Scientists often seem to be looking for sacred chalices or real ammunition. But a group of microbiologists have now embarked on a more fragrant odyssey — one to find fantastical feces.
As data piles up on poop’s therapeutic potential, scientists have caught wind of the possibility that some of us are extraordinary excreters, dropping twos with divine healing powers. In a review article published on Monday 21 January in Frontiers in Cellular and Infection MicrobiologyUniversity of Auckland researchers are unearthing all the evidence for this deficient stool from the mountain of studies on fecal microbiota transplants, or FMTs.
An FMT is exactly what it sounds like: Stool containing gobs of gut microbes is dumped, injected, swallowed, or otherwise delivered into patients’ guts. The idea is that the relocated microbial communities will restore or replace the patient’s own gut inhabitants to improve health. After all, intestinal microbes can play a role in nutrition, metabolism, immune system function and infection protection. So patients with gut communities that are imbalanced and dysfunctional — aka dysbiotic — or who are overrun with pathogens will see health benefits from such gut build-up.
The most powerful evidence of the benefits of FMTs comes from studies in patients with: Clostridium difficile infections. usual, C. difference bacteria are kept in check by healthy gut communities. But when the opportunity arises, such as if someone takes antibiotics that curb their beneficial stomach bugs,C. difference can run amok and cause inflammation and diarrhea. And the infection can be difficult to squeeze. It is treated with more antibiotics, which only work about 80 percent of the time. The other 20 percent of patients will have recurrent infections. This is where FMTs pop in, essentially dirty bombing of the pathogens. A recent analysis of case studies and seven randomized trials found that FMT had a cure rate of approximately 92 percent in patients with relapsed C. difference infections.
But while FMTs have provided satisfying relief from: C. difference infections, scientists have endeavored to document such success in treating other conditions involving dysbiosis. These include everything from inflammatory bowel disease (IBD), irritable bowel syndrome (IBS), and allergic colitis to blood, liver, metabolic and neurological disorders. FMT could hypothetically help with these conditions. But of the few generally small trials to date, the results have been muddy. Some patients benefit from it, others do not.
However, a few interesting nuggets have emerged from the data. Scientists have been repeatedly hinted that supernatural poopers exist. The first whiff of evidence came in 2015 from a randomized clinical trial of FMT via enema to treat 75 patients with ulcerative colitis, a type of IBD. The FMTs beat placebo treatments but only had a 24 percent cure rate. However, when the researchers looked through the data, they found that seven of the nine patients who went into remission received stool from the same donor.
Researchers squeezed a similar finding from another randomized trial of FMTs for IBD treatment in 2017. In this case, researchers tried to pool fecal material from different donors to maximize the effects of each potent poop. Again, they only saw a 27 percent cure rate. But when they delved into the data, they found that pools of feces from a particular donor were far more likely to cure patients than any of the other dirty medleys.
Thus loo lore was born. “The term ‘super donor’ has been proposed to describe donors whose stools result in significantly more successful FMT results than the stools of other donors,” the Auckland researchers write.

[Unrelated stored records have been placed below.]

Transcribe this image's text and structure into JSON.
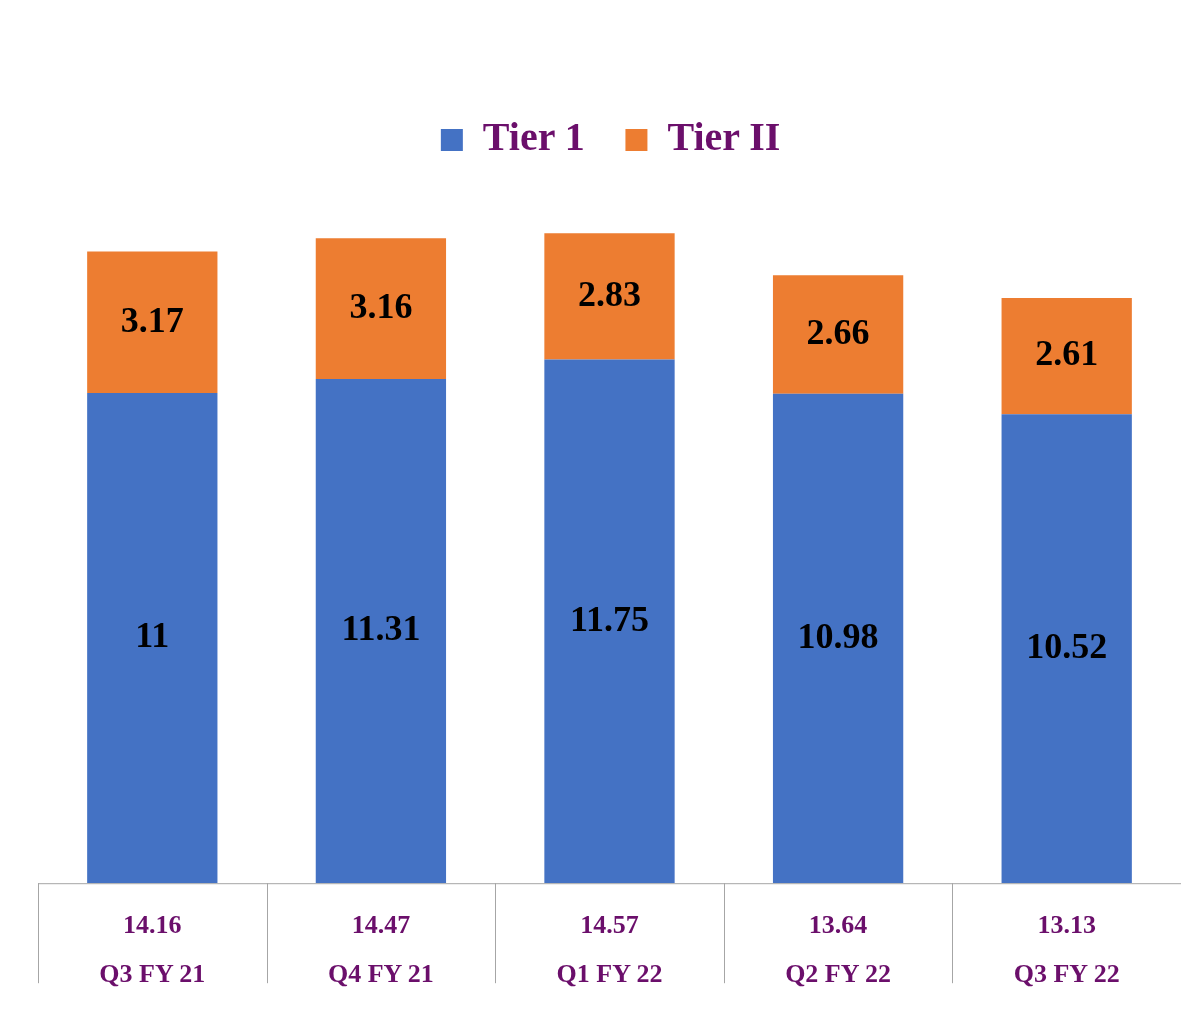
{
  "chart_data": {
    "type": "bar",
    "stacked": true,
    "categories": [
      "Q3 FY 21",
      "Q4 FY 21",
      "Q1 FY 22",
      "Q2 FY 22",
      "Q3 FY 22"
    ],
    "series": [
      {
        "name": "Tier 1",
        "color": "#4472c4",
        "values": [
          11,
          11.31,
          11.75,
          10.98,
          10.52
        ]
      },
      {
        "name": "Tier II",
        "color": "#ed7d31",
        "values": [
          3.17,
          3.16,
          2.83,
          2.66,
          2.61
        ]
      }
    ],
    "data_labels": true,
    "totals": [
      "14.16",
      "14.47",
      "14.57",
      "13.64",
      "13.13"
    ],
    "legend": "top"
  }
}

Other FMT studies, including one involving patients with metabolic disorders, have dropped similar hints of super donors. But researchers are still not sure how to fish them out. Attempts to use stool microbial makeup — that is, overall bacterial diversity and relative abundance of specific species — have failed to reliably select superpoopers, the authors report. (Standard methods of screening FMT stool donors generally involve not harboring pathogens and being able to assess bacterial diversity.)
The authors point out that a range of other factors may be critical in determining the success of an FMT. For example, an FMT receiver’s own genetics may play a role. Likewise, a recipient’s native microbes and immune responses have the potential to wipe out transplanted entrants. And the recipient’s diet and medications — especially subsequent antibiotic use — can affect FMT results.

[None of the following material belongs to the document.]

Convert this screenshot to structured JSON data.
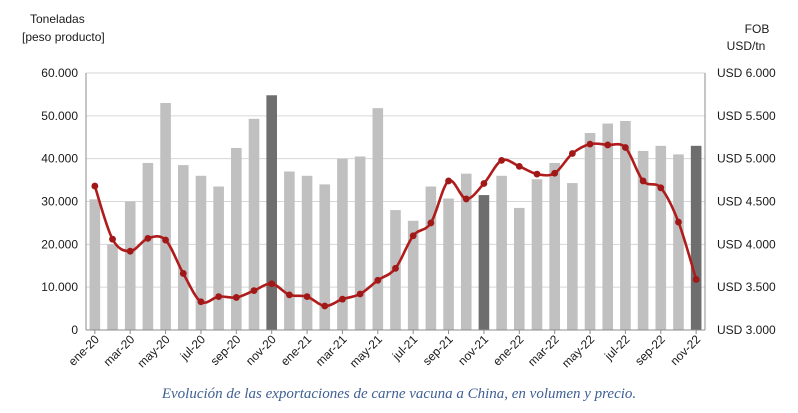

But other studies have shown that bacteria may not even be the key to the benefits of FMTs. A small study of five patients with C. difference infections found that only fecal filtrates could cure the infections. The filtrates do not contain bacteria or even the useful small molecules that make them. The filtrates contain only bacterial waste, proteins, DNA, antimicrobial compounds, metabolites and viruses, the Auckland researchers note.
“As more FMT-related clinical and microbial data are generated, it becomes clear that ‘one stool is not right for everyone’ in the context of treating chronic diseases with microbial dysbiosis,” the authors conclude.
Still, they write, “the donor plays an influential role in FMT results,” and the search for super donors is noble. “Further characterization of superdonors is likely to result in the development of more refined FMT formulations to standardize therapy and reduce variability in patient response.”
Frontiers in Cellular and Infection Microbiology2018. DOI: 10.3389/fcimb.2019.00002 (About DOIs).